Mary Lyons – Dugun Provasi

Akşam güneşi, açık pencereden içeri süzülerek, bir koltukta oturmuş kitap okuyan uzun boylu, ince yapılı genç kızın başını aydınlatıyordu. Öne doğru, ipek bir perde gibi inen gür sarı saçlar, genç kızın yüzünü güneşin son ışıklarından gizliyordu. Darcy, içini çekerek kitabını bıraktı ve arkasına yaslanarak kalın camlı gözlüğünü çıkarttı. Pencereden dışarı dalgın bir tavırla bakarken, farkında olmadan, gözlüğün camlarını ovuşturuyordu. Genç kızın iri mavi gözleri, görmeyen bakışlarla bahçede dolaştıktan sonra, Suffolk Sahili’nin uzak kıyılarına kaymıştı. ‘Ne kadar aptalsın!’ dedi Darcy kendi kendine. Bunu, o gün belki yüzüncü kez düşünüyordu. Tam bir aptal! Annesinin o çılgın fikrini dinlemek bile büyük bir hataydı ve genç kız daha da büyük bir hata yapmış, fikri uygulamaya razı olmuştu. Daha doğrusu buna ikna edilmişti. Darcy, derin bir nefes alarak gözlüğünü yeniden taktı ve saatine bir göz attı. Saat beşti. Genç kız garip bir önseziyle ürpermişti. Beklediği insan az sonra orada olacaktı. Darcy, daha önce hiç görmediği bir adamla tanışmanın nasıl bir olay olacağından emin değildi. Beklediği adam, iki hafta önce aniden ortaya çıkmış ve Darcy’nin ailesine ait olan büyük köşkü almakla kalmamış aynı zamanda kız kardeşi Claire ile de sözlenmişti.


Darcy, huzursuz bir tavırla ayağa fırlayıp, geniş yatak odasını boydan boya adımlamaya başlamıştı. Ailesini kurtarmaya çalışmak, genç kıza ters gelmiyordu, ama annesinin fikrine uyup Claire’in yerine geçmek asla yürümeyecek bir plandı. Darcy, bunun bir felaketle sonuçlanacağından emindi. Genç kız, yorgun bir tavırla tuvalet masasına doğru ilerleyerek, uzun sarı saçlarını bal rengi bir peruğun altına sığdırmak için uğraşmaya başladı. Gür saçlarını, ancak omzuna gelen peruğun bukleleri altına hapsetmek, kolay değildi. Darcy, kardeşinin sözlüsüyle tanışmayı korkuyla beklerken, Cambridge’deki sakin okul hayatını özlemekten kendini alamıyordu. O anda arkadaşı Sally’yle paylaştıkları küçük dairede, mezuniyet tezinin üzerinde çalışıyor olmak için neler vermezdi! Darcy, bir gün önce sabah saat yedide annesinin telefonuyla uyandığında, başının derde gireceğini sezmişti. “ Seni hemen görmeliyim,” demişti annesi. “Hemen geliyorum.” Darcy daha gözünü bile açamadan telefonu kapatmıştı. Annesi, yarım saat sonra kapısına geldiğinde, Darcy hala uyuyordu. Mrs. Talbot, tombul kır saçlı gövdesiyle doğruca içeri girmişti. “Sally derse gitti ve ben de kendime kahve yapmak üzereydim,” demişti genç kız. “Sende bir fincan ister misin?” Annesini mutfağa doğru yöneltiyordu.

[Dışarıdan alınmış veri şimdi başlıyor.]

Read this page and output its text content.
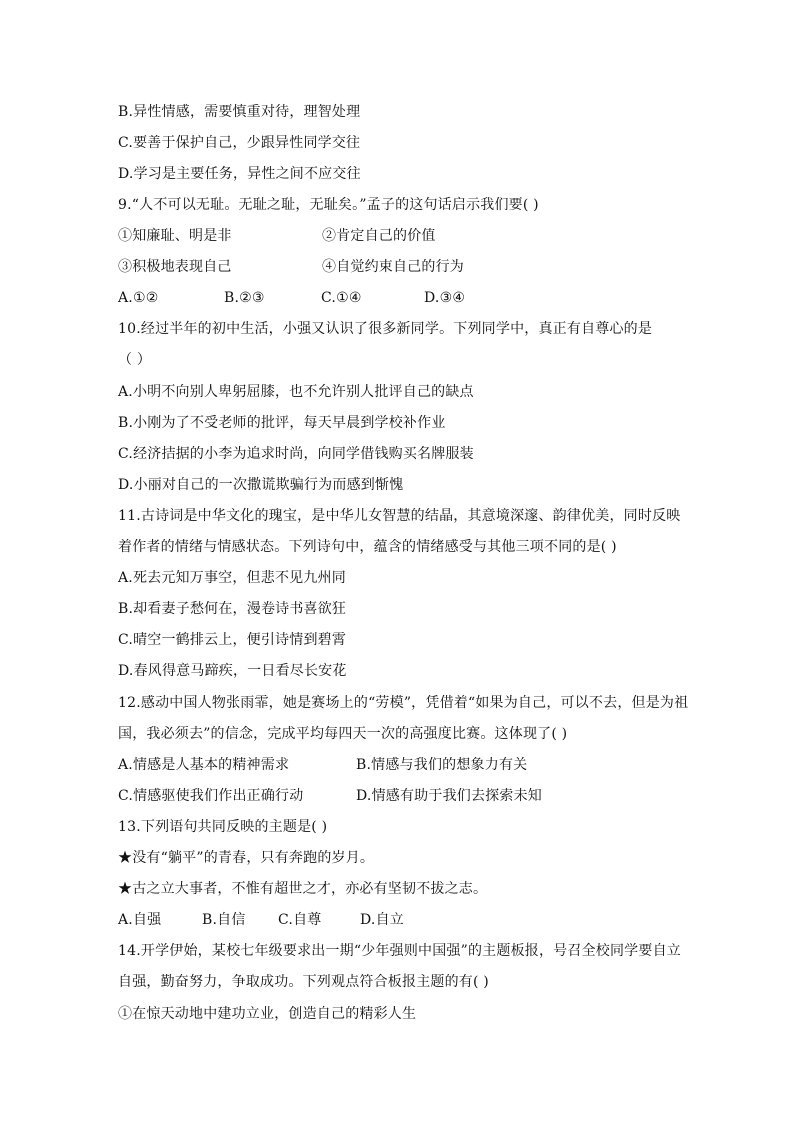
B.异性情感，需要慎重对待，理智处理
C.要善于保护自己，少跟异性同学交往
D.学习是主要任务，异性之间不应交往
9.“人不可以无耻。无耻之耻，无耻矣。”孟子的这句话启示我们要( )
①知廉耻、明是非	②肯定自己的价值
③积极地表现自己	④自觉约束自己的行为
A.①②	B.②③	C.①④	D.③④
10.经过半年的初中生活，小强又认识了很多新同学。下列同学中，真正有自尊心的是
（ ）
A.小明不向别人卑躬屈膝，也不允许别人批评自己的缺点
B.小刚为了不受老师的批评，每天早晨到学校补作业
C.经济拮据的小李为追求时尚，向同学借钱购买名牌服装
D.小丽对自己的一次撒谎欺骗行为而感到惭愧
11.古诗词是中华文化的瑰宝，是中华儿女智慧的结晶，其意境深邃、韵律优美，同时反映
着作者的情绪与情感状态。下列诗句中，蕴含的情绪感受与其他三项不同的是( )
A.死去元知万事空，但悲不见九州同
B.却看妻子愁何在，漫卷诗书喜欲狂
C.晴空一鹤排云上，便引诗情到碧霄
D.春风得意马蹄疾，一日看尽长安花
12.感动中国人物张雨霏，她是赛场上的“劳模”，凭借着“如果为自己，可以不去，但是为祖
国，我必须去”的信念，完成平均每四天一次的高强度比赛。这体现了( )
A.情感是人基本的精神需求	B.情感与我们的想象力有关
C.情感驱使我们作出正确行动	D.情感有助于我们去探索未知
13.下列语句共同反映的主题是( )
★没有“躺平”的青春，只有奔跑的岁月。
★古之立大事者，不惟有超世之才，亦必有坚韧不拔之志。
A.自强	B.自信 C.自尊	D.自立
14.开学伊始，某校七年级要求出一期“少年强则中国强”的主题板报，号召全校同学要自立
自强，勤奋努力，争取成功。下列观点符合板报主题的有( )
①在惊天动地中建功立业，创造自己的精彩人生
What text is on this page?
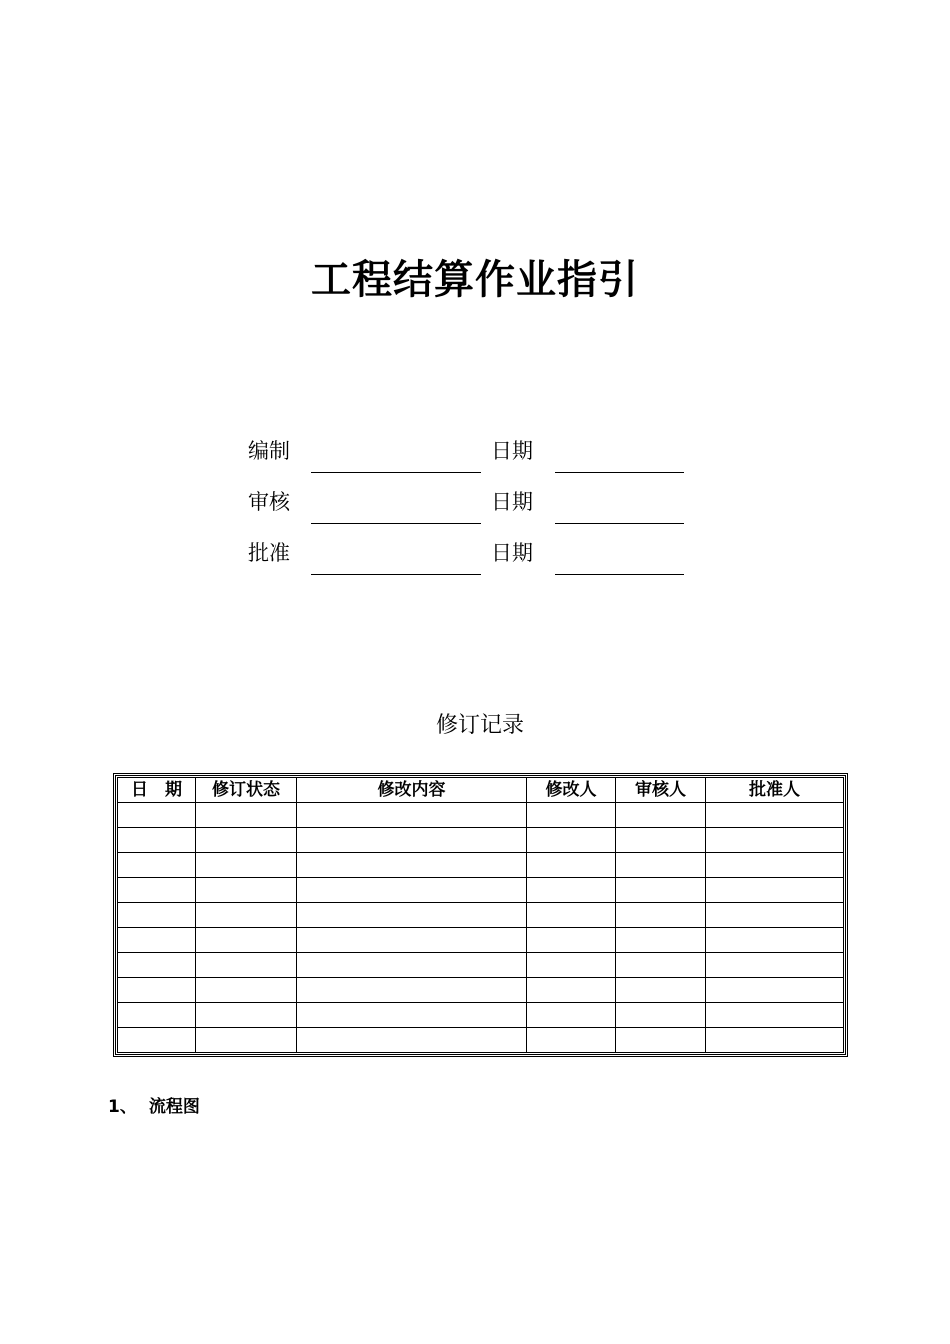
工程结算作业指引
编制	日期
审核	日期
批准	日期
修订记录
日　期	修订状态	修改内容	修改人	审核人	批准人

1、 流程图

Darcy, ince vücudunu saran blucini ve bol kazağıyla önden giderken, Mrs. Talbot etrafa bakınıyordu. “Biliyorum dün gece geç vakte kadar çalıştık, o yüzden.” Genç kız esniyordu. “Bir kahve içeyim, ortalığı toplamaya başlayacağım. Şimdi neler oluyor? Sen günün bu saatinde yatağından boşuna çıkmazsın.” Genç kız, annesinin önüne bir fincan kahve bırakırken, Mrs. Talbot, huzursuz bir tavırla çantasının sapını çekiştirmişti. “Durum şu, Darcy,” demişti, derin bir nefesle doğrularak. “Baban, nihayet köşkü satın alacak birini buldu. Ve… Claire’de sözlendi.” “Aman Tanrım! Yani, bu iyi bir haber, öyle değil mi?” Darcy, kahvesinden bir yudum alarak, annesine bakmıştı. Yaşlı kadının yüzü mutsuz ve gergin görünüyordu. “Ne oldu? Babam, satıştan hoşnut değil mi, yoksa?” “Yok, yok, hiç ilgisi yok. Doğrusunu istersen baban çok mutlu.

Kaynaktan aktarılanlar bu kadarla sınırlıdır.